Almost. Engineers also bring in so much more than they cost.
The real question is if the money they bring in scales with the amount you're paying them. The reason salesmen can make so much money is because you can just pay them mostly on commission and take on practically zero risk of overpaying them. You can't do that with engineers.
Why not? Salespeople must have rules for assigning proportional commissions from joint sales. Why not assign proportional commissions to the engineers responsible for the product sold?
Because for product development, the time from starting a project until scalable revenue is very long. Granted, even the sales part can sometimes takes months, even years. But the engineer's work starts much before the sales work begins.
Engineers who want a bigger piece of the eventual profits start companies.
How do you know which engineer(s) are responsible? Maybe Alice and Bob both worked on the product but Bob spent all day on HN and Alice did all the work.
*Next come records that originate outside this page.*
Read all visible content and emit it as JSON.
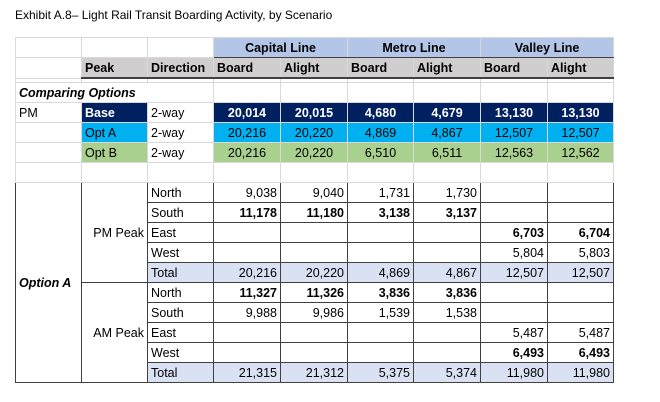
{
  "title": "Exhibit A.8– Light Rail Transit Boarding Activity, by Scenario",
  "header": {
    "lines": [
      "Capital Line",
      "Metro Line",
      "Valley Line"
    ],
    "peak": "Peak",
    "direction": "Direction",
    "sub": [
      "Board",
      "Alight",
      "Board",
      "Alight",
      "Board",
      "Alight"
    ]
  },
  "comparing": {
    "label": "Comparing Options",
    "period": "PM",
    "rows": [
      {
        "option": "Base",
        "direction": "2-way",
        "values": [
          "20,014",
          "20,015",
          "4,680",
          "4,679",
          "13,130",
          "13,130"
        ]
      },
      {
        "option": "Opt A",
        "direction": "2-way",
        "values": [
          "20,216",
          "20,220",
          "4,869",
          "4,867",
          "12,507",
          "12,507"
        ]
      },
      {
        "option": "Opt B",
        "direction": "2-way",
        "values": [
          "20,216",
          "20,220",
          "6,510",
          "6,511",
          "12,563",
          "12,562"
        ]
      }
    ]
  },
  "colors": {
    "base": "#002060",
    "opt_a": "#00b0f0",
    "opt_b": "#a9d08e",
    "line_header": "#b4c6e7",
    "sub_header": "#d0cece",
    "total": "#d9e1f2"
  },
  "option_a": {
    "label": "Option A",
    "peaks": [
      {
        "label": "PM Peak",
        "rows": [
          {
            "direction": "North",
            "values": [
              "9,038",
              "9,040",
              "1,731",
              "1,730",
              "",
              ""
            ],
            "bold": false
          },
          {
            "direction": "South",
            "values": [
              "11,178",
              "11,180",
              "3,138",
              "3,137",
              "",
              ""
            ],
            "bold": true
          },
          {
            "direction": "East",
            "values": [
              "",
              "",
              "",
              "",
              "6,703",
              "6,704"
            ],
            "bold": true
          },
          {
            "direction": "West",
            "values": [
              "",
              "",
              "",
              "",
              "5,804",
              "5,803"
            ],
            "bold": false
          },
          {
            "direction": "Total",
            "values": [
              "20,216",
              "20,220",
              "4,869",
              "4,867",
              "12,507",
              "12,507"
            ],
            "bold": false,
            "total": true
          }
        ]
      },
      {
        "label": "AM Peak",
        "rows": [
          {
            "direction": "North",
            "values": [
              "11,327",
              "11,326",
              "3,836",
              "3,836",
              "",
              ""
            ],
            "bold": true
          },
          {
            "direction": "South",
            "values": [
              "9,988",
              "9,986",
              "1,539",
              "1,538",
              "",
              ""
            ],
            "bold": false
          },
          {
            "direction": "East",
            "values": [
              "",
              "",
              "",
              "",
              "5,487",
              "5,487"
            ],
            "bold": false
          },
          {
            "direction": "West",
            "values": [
              "",
              "",
              "",
              "",
              "6,493",
              "6,493"
            ],
            "bold": true
          },
          {
            "direction": "Total",
            "values": [
              "21,315",
              "21,312",
              "5,375",
              "5,374",
              "11,980",
              "11,980"
            ],
            "bold": false,
            "total": true
          }
        ]
      }
    ]
  }
}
And what about Charlie who joined after feature completion but fixed a couple of major bugs and closed a security hole that would have bankrupted the company had it been left open?
It's just unwieldy compared to the salespeople case.
It's just as complex with salespeople. What about Alice and Bob visiting the customer together for two presentations and then Bob closes the deal on the third presentation he does alone. What if Alice lives in Kansas and meets Charlie the Customer in Europe on vacation, should the European sales guy Marco get a piece of the action?
imho this is not the key point. it is just so much easier to measure their performance. without good engineering a sales rep can't sell anything for long...
The key point is that this is nothing specific about health care nor that it's somehow broken/rotten.
And sales is usually more important unless it's a highly technical situation. There are plenty of terribly engineered but extremely popular products. The important part of staying in business is getting people to buy it.